Full BodyYou know the saying that travel broadens the mind? Well, in my case it may do, but it also raises the blood pressure, increases stress levels and shortens my life expectancy. Much of this is caused by staying in hotels, of course. The room I had in the hotel in Inverness last week was so narrow I touched all four walls every time I breathed in: lying in the bed was like being digested by a boa constrictor, or buried alive in a child’s coffin. Then the guy next door came in noisily at 1.30 in the morning, and got up and left noisily at 5.00; the walls were so thin I could hear his nose hairs rustling as he slept.

Highlands

Dornoch Firth, not to be confused with a hotel in Inverness

There’s this theory that the universe will expand to a certain point, then collapse back, there’s a big bang and everything repeats, again and again, eternally and for ever. There are many reasons why I don’t want this to be true, but mostly because it will mean endlessly reliving that night in Inverness, back and forth, until the end of time and space, an infinity of sleepless 5.00am’s.

I spent part of last week’s holiday with my parents at Reid Towers, our ancestral mansion in Northamptonshire overlooking the Grand Union Canal. South Northants really is a lovely county, a patchwork of fields draping the landscape like an embroidered quilt, charming villages of Cotswold stone, all ivy-covered pubs and cricket on the village green, and everywhere herds of solicitors and doctors, the only ones who can afford to live there, ravaging the crops like wild deer (time for another cull, you say? Pass me my twelve bore). But it still feels like home to me.

Canal

The Grand Union Canal from my bedroom window Chez Reid

The town of Northampton itself, though, is sadly an urban wasteland of post-apocalyptic desolation, where hollow-eyed survivors stagger from the ruins after dark (not zombies, of course, for as everyone knows, zombies feed on brains, and the last one in Northampton starved to death 20 years ago).

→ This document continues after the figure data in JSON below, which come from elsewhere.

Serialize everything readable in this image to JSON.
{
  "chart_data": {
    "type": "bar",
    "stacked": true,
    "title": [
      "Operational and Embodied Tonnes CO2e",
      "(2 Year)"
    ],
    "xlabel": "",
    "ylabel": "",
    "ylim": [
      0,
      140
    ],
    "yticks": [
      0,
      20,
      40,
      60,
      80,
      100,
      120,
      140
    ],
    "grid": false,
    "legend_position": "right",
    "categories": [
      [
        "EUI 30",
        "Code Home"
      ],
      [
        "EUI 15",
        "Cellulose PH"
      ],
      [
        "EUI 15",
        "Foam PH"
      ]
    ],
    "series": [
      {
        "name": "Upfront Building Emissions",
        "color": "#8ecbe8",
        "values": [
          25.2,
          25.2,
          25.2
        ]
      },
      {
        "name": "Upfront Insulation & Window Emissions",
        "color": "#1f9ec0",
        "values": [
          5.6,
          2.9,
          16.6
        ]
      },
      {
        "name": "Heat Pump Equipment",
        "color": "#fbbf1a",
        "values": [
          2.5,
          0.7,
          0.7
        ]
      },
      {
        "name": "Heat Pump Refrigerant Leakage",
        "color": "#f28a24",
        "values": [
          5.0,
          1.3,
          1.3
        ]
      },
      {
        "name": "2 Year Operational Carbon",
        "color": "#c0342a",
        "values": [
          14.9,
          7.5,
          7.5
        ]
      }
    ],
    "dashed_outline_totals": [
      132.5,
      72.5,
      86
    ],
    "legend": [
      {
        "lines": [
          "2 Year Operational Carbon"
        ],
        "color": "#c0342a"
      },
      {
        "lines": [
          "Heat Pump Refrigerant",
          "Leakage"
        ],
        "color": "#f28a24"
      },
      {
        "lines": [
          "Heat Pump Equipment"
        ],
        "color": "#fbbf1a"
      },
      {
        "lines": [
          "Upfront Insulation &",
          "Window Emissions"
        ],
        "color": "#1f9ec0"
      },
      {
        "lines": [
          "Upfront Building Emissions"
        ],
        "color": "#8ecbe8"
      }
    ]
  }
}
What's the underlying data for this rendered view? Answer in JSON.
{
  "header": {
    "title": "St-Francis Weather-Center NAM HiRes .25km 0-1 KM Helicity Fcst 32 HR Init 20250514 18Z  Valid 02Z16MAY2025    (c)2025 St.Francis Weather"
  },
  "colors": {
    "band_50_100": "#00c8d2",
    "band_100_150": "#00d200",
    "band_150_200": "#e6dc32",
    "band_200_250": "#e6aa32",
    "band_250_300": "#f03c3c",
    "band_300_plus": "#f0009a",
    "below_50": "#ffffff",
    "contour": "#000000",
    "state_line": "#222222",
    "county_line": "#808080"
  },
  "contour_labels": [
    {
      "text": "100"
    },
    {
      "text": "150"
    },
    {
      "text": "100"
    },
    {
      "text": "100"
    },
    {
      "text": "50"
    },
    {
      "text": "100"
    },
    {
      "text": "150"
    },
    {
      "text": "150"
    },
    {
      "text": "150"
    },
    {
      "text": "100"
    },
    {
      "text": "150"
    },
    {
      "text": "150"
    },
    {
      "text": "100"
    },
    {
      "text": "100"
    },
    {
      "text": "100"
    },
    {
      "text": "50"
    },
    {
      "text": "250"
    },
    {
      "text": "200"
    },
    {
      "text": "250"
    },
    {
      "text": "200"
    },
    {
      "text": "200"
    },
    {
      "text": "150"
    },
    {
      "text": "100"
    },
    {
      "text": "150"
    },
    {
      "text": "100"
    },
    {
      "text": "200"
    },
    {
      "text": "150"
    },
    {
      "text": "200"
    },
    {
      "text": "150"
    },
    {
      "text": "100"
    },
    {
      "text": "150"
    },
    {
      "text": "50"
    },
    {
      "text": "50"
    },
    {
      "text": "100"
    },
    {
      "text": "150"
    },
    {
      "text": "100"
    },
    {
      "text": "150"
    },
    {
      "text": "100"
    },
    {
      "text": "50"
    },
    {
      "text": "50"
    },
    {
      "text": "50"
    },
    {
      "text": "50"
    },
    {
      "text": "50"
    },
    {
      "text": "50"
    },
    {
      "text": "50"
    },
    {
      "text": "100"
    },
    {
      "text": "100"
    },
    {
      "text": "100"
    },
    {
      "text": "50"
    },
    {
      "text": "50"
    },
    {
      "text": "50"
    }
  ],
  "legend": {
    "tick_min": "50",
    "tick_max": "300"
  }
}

Northampton made the schoolboy error of supporting Parliament in the Civil War, so when Charles II was restored to the throne he—rather petulantly, it’s always seemed to me—had the castle torn down, starting a tradition of destruction carried on by the Luftwaffe and subsequent town planners. Retracing my childhood in the town is now about as hard as working out how medieval people lived and already involves more archaeology than history (I know I’m getting old, but really: this is my childhood, people).

I left my knitting behind, as I usually do on these trips, partly because I’m self-conscious, but mostly because it’s so big and unmanageable now it’s like holding a drunken sheep with a fever on your lap. And anyway, it was just too hot down south (at one point I even contemplated rolling up my shirtsleeves, but recollected in time that there were ladies present, and forbore). Still, I’ve managed another few inches since last time, and am still on track to finish the gansey by the end of the month.Sleeve

My Victorian detective novel The Cuckoo’s Nest continues to sell well on Amazon, selling more in a month than some of my books ever have, so thank you to all who’ve downloaded it. I guess crime, as they say, really does pay.

Margaret comes back from serving her time in a Turkish prison, correction, “holiday”, next week, when normal service will be resumed—by which I mean the blog will have images that actually vaguely resemble their subjects. Meanwhile I’m off to catch up on my sleep, now my travels are done: I think, all things considered, I’ll keep my mind safely narrow in future.